Kulturelle Aneignung

Ein interessanter Thread auf Twitter:

CN Cultural Appropriation Immer wieder fällt dieser Begriff. Hier die Sicht einer Kulturwissenschaftlerin.

Cultural Appropriation soll die Aneignung einer Kultur durch Außenstehende bedeuten, sprich etwa eine weiße Person mit Dreadlocks, weiße Person die Rap hört oder Nicht-Japaner, die Kimonos tragen. Das sind die gängigsten Beispiele.

Das Problem damit: eine (Sub-)Kultur wird einer begrenzten Personenzahl zugesprochen, die alleine Verfügungsgewalt hat. Das ist und war schon immer jedoch nicht realistisch.

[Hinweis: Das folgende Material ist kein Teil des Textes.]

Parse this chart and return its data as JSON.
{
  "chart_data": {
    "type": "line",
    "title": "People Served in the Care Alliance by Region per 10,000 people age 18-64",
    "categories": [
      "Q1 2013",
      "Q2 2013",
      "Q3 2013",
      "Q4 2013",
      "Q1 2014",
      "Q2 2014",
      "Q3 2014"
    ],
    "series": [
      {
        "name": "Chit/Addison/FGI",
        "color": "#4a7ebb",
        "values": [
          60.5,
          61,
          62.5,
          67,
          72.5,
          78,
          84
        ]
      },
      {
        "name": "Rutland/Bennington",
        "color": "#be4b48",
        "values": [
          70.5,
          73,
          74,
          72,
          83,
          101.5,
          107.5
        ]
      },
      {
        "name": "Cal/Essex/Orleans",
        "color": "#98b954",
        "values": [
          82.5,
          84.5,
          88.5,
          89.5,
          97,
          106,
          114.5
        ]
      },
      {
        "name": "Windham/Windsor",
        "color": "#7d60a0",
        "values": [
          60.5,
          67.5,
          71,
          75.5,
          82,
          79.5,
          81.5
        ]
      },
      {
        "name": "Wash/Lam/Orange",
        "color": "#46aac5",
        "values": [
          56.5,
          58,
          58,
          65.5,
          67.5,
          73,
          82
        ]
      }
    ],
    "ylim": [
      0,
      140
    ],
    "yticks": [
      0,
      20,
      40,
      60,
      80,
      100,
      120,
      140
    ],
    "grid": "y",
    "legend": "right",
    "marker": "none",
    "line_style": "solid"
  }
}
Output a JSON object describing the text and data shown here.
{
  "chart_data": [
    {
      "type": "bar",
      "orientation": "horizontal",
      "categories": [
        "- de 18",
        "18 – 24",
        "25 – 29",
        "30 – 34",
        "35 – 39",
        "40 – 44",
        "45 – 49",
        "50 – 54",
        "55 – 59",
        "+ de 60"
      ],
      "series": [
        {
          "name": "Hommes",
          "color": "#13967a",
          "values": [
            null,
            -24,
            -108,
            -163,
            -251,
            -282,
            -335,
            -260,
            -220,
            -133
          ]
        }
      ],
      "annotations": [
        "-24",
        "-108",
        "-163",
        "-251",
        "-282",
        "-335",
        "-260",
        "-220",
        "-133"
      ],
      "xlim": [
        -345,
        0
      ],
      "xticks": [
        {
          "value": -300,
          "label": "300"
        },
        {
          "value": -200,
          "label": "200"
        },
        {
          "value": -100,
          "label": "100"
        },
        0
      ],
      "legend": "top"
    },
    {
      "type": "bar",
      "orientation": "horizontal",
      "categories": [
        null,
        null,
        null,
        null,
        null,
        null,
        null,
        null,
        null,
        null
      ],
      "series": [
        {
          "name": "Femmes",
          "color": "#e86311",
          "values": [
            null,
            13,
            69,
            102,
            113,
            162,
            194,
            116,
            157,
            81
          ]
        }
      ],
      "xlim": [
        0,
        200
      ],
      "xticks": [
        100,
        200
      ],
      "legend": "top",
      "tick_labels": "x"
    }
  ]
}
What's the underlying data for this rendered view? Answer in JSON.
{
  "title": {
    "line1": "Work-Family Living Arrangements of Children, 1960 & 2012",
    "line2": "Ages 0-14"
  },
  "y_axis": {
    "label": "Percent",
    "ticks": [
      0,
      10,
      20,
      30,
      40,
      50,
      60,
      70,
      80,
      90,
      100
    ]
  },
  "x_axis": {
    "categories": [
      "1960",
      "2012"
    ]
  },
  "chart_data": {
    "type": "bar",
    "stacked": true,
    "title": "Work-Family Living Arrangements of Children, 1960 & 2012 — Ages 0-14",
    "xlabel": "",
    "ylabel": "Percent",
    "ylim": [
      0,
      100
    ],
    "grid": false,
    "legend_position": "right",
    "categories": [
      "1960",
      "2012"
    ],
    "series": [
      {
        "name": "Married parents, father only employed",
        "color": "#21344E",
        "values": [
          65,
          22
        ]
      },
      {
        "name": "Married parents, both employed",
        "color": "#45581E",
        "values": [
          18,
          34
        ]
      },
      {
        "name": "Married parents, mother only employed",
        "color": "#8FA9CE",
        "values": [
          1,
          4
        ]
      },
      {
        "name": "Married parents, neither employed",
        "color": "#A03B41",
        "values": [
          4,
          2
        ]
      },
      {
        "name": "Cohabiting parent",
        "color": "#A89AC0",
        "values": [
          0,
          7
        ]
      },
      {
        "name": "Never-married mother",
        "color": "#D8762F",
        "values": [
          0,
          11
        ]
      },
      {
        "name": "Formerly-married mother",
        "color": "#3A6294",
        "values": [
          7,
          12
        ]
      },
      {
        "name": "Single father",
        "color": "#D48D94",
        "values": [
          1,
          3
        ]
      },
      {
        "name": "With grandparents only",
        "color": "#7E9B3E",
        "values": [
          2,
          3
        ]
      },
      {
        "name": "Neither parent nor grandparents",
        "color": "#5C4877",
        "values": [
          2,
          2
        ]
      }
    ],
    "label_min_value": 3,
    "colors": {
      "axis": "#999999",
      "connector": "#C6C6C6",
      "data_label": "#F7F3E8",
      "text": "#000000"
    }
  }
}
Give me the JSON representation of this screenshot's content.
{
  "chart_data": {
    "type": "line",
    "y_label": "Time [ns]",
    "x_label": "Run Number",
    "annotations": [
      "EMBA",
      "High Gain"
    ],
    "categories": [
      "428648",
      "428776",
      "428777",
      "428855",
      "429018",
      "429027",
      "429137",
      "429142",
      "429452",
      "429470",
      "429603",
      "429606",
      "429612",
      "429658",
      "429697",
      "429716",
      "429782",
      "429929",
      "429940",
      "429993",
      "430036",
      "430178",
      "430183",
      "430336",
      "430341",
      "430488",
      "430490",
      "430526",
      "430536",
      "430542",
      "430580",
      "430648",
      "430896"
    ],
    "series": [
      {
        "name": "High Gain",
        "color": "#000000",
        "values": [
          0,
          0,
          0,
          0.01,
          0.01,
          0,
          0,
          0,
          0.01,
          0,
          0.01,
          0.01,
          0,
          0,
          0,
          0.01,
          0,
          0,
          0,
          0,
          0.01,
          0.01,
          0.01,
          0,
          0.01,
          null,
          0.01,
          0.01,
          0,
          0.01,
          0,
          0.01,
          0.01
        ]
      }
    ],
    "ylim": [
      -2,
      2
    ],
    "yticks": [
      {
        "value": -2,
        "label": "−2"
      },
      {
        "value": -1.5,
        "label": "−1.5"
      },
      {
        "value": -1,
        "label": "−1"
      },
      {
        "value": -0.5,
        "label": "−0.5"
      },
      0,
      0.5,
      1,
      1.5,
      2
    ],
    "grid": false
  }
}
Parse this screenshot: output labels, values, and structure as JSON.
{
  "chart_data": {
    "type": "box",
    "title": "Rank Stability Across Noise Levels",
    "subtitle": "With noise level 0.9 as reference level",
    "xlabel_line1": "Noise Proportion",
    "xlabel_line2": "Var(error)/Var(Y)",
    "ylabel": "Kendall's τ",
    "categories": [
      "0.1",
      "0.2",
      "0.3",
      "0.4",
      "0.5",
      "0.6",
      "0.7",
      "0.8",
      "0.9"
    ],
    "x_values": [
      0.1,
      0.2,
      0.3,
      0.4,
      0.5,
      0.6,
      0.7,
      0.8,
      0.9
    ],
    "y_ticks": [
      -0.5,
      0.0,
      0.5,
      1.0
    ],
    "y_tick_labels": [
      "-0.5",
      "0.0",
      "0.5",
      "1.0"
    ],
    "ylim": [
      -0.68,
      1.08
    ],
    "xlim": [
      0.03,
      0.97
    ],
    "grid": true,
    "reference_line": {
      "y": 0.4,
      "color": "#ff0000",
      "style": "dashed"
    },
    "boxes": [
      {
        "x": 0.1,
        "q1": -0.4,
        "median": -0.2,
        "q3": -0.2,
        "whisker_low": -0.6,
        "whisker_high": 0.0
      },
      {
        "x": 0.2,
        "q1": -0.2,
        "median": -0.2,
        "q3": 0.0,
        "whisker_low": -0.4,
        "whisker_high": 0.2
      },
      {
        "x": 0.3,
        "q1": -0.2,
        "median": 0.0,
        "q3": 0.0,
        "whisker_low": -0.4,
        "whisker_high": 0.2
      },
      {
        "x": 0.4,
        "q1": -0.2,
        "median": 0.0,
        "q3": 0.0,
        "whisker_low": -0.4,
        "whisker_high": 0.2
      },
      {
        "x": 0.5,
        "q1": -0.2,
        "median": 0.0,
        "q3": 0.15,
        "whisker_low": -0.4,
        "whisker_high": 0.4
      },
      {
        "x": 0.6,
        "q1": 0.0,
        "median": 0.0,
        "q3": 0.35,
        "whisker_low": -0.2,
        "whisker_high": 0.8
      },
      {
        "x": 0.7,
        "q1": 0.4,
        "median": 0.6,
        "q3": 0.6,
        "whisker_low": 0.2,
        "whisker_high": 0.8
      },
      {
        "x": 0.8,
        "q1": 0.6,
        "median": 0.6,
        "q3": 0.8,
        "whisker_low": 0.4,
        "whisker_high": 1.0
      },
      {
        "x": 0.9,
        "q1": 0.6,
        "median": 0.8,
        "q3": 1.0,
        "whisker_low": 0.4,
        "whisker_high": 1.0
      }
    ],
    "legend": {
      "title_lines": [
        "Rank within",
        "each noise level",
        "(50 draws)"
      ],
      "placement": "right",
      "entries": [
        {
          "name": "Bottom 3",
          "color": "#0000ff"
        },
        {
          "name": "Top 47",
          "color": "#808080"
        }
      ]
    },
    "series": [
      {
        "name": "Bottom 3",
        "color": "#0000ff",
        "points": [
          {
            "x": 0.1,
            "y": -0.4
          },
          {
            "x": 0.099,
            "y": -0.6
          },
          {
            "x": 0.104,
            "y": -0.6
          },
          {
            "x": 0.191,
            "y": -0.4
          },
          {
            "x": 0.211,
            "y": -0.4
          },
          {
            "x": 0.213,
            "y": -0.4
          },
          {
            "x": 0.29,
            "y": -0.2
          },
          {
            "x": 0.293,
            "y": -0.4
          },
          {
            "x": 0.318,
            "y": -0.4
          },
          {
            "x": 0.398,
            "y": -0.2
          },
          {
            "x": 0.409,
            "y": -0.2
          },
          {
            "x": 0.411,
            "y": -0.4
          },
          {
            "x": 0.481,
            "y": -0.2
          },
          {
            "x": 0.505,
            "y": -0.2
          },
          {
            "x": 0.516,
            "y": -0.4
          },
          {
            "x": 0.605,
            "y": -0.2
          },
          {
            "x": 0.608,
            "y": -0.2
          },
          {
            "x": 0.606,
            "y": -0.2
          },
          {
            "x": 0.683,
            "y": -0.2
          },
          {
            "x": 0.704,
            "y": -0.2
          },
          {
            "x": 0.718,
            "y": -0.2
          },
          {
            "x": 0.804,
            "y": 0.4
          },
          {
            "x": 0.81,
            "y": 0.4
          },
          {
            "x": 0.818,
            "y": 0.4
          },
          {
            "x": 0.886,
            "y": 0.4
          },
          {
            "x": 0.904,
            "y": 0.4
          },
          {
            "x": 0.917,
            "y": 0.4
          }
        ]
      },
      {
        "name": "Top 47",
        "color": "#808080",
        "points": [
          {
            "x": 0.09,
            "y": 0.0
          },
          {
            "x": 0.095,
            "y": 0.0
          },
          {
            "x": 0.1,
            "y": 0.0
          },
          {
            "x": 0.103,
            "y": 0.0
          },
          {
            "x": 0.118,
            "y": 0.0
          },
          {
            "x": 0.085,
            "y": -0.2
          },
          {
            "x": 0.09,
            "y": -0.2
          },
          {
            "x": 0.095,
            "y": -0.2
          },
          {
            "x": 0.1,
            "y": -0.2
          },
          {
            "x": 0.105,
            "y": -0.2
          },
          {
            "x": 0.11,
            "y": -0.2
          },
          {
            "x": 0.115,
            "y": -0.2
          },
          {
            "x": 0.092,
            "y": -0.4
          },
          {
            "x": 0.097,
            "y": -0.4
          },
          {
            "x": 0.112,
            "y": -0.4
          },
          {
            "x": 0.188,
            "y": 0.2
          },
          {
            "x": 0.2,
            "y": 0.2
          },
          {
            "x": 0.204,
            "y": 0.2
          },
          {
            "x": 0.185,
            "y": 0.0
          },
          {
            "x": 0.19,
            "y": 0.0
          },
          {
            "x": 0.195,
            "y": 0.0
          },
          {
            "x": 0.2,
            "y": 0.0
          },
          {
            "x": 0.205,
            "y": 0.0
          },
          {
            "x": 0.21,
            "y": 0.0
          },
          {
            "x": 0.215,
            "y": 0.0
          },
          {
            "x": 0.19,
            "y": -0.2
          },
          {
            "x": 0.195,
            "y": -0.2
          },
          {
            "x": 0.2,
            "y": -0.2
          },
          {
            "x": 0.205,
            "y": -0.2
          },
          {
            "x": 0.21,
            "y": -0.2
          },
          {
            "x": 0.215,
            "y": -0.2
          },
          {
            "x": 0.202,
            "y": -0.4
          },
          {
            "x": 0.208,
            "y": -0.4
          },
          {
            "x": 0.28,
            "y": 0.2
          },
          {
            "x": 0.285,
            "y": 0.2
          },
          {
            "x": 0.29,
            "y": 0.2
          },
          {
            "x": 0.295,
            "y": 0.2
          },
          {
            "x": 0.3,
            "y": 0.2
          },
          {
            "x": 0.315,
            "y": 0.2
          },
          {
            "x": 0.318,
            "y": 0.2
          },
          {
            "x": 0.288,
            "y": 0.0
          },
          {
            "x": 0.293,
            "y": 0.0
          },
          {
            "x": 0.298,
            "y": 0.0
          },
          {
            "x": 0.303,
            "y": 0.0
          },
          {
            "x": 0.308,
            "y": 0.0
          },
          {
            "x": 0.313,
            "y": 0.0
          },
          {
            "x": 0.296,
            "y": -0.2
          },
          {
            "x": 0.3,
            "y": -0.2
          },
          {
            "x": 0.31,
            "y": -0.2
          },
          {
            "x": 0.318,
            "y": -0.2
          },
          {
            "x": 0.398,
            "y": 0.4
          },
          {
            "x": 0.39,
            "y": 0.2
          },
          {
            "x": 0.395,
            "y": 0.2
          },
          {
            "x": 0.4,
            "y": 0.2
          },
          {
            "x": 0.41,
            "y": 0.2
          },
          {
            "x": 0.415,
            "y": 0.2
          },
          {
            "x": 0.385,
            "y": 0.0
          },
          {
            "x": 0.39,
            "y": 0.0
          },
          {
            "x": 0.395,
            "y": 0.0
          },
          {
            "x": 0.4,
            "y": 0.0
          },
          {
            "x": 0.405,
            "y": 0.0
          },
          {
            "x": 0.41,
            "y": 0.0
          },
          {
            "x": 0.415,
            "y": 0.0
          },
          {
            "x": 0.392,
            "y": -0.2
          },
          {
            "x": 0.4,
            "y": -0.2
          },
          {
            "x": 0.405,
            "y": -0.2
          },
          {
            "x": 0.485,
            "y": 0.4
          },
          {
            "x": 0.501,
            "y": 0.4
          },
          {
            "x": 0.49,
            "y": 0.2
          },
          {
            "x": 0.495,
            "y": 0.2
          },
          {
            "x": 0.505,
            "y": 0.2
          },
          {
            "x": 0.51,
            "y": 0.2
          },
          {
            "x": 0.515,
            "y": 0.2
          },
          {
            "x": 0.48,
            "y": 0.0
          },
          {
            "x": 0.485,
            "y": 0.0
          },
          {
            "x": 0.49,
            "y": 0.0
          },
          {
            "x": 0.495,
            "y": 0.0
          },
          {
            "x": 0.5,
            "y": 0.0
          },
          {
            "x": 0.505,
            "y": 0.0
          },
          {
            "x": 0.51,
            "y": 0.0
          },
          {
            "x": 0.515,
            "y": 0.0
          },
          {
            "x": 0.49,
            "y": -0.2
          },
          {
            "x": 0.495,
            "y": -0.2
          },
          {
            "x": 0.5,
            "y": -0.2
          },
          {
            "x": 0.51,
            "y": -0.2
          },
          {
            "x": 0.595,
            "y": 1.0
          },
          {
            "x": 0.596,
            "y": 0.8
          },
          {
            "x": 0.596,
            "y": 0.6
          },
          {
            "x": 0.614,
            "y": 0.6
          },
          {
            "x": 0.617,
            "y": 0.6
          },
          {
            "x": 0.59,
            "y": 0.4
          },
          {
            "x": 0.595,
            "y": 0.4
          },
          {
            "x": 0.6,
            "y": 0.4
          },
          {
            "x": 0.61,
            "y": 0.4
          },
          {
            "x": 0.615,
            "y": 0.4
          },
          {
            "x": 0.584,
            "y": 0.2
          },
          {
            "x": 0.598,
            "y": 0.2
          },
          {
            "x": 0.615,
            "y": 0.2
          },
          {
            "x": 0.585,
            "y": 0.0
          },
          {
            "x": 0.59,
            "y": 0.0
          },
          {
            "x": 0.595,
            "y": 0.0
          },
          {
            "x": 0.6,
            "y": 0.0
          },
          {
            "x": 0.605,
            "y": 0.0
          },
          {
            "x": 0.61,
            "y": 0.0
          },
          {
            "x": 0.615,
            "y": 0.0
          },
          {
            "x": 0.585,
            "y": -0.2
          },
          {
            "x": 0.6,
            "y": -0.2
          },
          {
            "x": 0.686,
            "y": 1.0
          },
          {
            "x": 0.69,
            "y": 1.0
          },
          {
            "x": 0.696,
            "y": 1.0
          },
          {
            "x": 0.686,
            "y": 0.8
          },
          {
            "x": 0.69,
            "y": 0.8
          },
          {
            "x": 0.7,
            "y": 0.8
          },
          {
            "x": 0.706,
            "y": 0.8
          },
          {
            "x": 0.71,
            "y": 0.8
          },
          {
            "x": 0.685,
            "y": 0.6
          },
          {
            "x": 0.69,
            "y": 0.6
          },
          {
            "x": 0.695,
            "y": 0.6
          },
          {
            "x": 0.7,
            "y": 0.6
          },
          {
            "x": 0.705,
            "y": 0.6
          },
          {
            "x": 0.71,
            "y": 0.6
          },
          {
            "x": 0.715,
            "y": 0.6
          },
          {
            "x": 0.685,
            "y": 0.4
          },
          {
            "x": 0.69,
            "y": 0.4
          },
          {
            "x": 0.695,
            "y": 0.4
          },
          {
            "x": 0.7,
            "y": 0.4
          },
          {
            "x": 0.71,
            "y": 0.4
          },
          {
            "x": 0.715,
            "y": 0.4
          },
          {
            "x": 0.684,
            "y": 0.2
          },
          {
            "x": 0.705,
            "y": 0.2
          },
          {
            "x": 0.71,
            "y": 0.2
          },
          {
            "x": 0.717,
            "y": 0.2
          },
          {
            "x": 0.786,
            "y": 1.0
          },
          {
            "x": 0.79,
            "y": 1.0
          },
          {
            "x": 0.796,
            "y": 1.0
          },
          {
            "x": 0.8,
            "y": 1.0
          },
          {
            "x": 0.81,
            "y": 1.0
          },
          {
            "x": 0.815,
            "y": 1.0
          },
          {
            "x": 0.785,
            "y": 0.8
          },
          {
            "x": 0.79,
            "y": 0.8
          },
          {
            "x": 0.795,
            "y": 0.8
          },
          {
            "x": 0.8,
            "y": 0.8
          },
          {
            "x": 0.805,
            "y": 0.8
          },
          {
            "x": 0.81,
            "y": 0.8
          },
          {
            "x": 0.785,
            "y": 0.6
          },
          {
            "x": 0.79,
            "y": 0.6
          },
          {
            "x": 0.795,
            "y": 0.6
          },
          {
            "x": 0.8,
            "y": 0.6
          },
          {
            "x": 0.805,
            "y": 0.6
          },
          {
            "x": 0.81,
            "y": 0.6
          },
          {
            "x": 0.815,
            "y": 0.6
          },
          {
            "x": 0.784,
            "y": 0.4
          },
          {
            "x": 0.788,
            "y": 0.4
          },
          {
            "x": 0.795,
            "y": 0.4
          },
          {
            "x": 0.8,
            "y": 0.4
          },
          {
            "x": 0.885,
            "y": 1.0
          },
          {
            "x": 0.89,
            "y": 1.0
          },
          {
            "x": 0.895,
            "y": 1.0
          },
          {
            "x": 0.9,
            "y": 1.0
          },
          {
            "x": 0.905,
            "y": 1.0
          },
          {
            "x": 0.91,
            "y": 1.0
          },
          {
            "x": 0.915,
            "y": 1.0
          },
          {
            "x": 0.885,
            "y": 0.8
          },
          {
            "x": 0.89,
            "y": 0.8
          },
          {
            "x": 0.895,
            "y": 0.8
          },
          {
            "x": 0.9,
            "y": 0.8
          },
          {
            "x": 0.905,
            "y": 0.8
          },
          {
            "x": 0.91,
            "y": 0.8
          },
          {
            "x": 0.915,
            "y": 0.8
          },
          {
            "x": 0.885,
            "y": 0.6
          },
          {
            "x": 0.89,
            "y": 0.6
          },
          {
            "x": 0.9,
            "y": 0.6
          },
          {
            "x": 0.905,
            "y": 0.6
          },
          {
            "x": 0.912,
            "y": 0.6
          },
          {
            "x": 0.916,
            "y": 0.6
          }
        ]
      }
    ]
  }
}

Die Geschichte zeigt, wie sich Kulturen immer wieder ausgetauscht haben, angepasst und übernommen.

Heißt in Fachsprache Kulturtransfer, der in verschiedenen Formen erfolgen kann:

  • Inspiration: etwas wird aus einer anderen Kultur übertragen, aber komplett verändert. Herkunft nicht nachweisbar
  • Adaption: etwas wird übernommen, an die eigene Kultur angepasst und trägt Merkmale beider Kulturen.
  • Übernahme: etwas wird so wie es ist in eine Zielkultur integriert, Herkunft eindeutig nachweisbar

Ziel der Anschuldigungen von C.A. ist ausnahmslos die 3. Kategorie. Wie schon gesagt ist Kulturtransfer jedoch ein wichtiger Bestandteil aller Kulturen und hat stattgefunden, seitdem Menschen Kulturen pflegten. Unser Leben wäre heute nicht so wie es ist ohne Transfer, unsere Kleidung, unsere Gärten, ja auch unsere politischen Systeme sind abgeguckt. Und das ist okay so.

Nun zu meinem eigentlichen Problem mit CA: Es schränkt ein. Und es ist im Prinzip nichts anderes als „wir müssen unsere Kultur rein halten“ aus anderer Perspektive. Klar gibt es auch problematische Kulturaneignungen, wenn eine Kultur bewusst genutzt wird, um ihr zu schaden.

Wenn eine Kultur ausgenutzt wird, um sich an ihr zu bereichern. Jedoch sollte nicht vergessen werden, dass es auch Hommagen gibt, Bewunderung, Zelebrieren von Kultur. Wer als Weißer Dreadlocks trägt, der will der Ursprungskultur nicht schaden, sondern zelebriert sie.

Kulturen leben vom Transfer und davon, dass sie weiter getragen werden. Sie stürben, ganz besonders in einer globalisierten Zeit, rasch aus, hinderte man sie am gegenseitigen Austausch.

So radikal das klingen mag, aber wer andere des Rassismus bezeichnet, weil sie etwa einen Kimono tragen, ohne aus Japan zu stammen, der versteht nicht nur Kultur falsch, sondern sollte dringend über seine diskriminierende Sicht nachdenken.

Da bereits einige missverstanden haben, was Kernaussage ist: Es geht NICHT darum, zu sagen, dass es keinen Rassismus gäbe. Es geht NICHT darum zu sagen, Opfer von R. sollten sich „nicht so anstellen“. Wer das rein liest, tut das aus Boshaftigkeit oder Ignoranz.

„Bewahrung von Kultur“ hat nichts damit zu tun, dass andere sie nicht weitertragen dürfen. Das ist der gleiche Quark, den die AfD erzählt von wegen Reinhaltung der Kultur. Es gibt keine reine Kultur. Kultur gehört niemandem, was in beide Richtungen geht.

Fand ich in großen Teilen durchaus passend. Wie seht ihr es?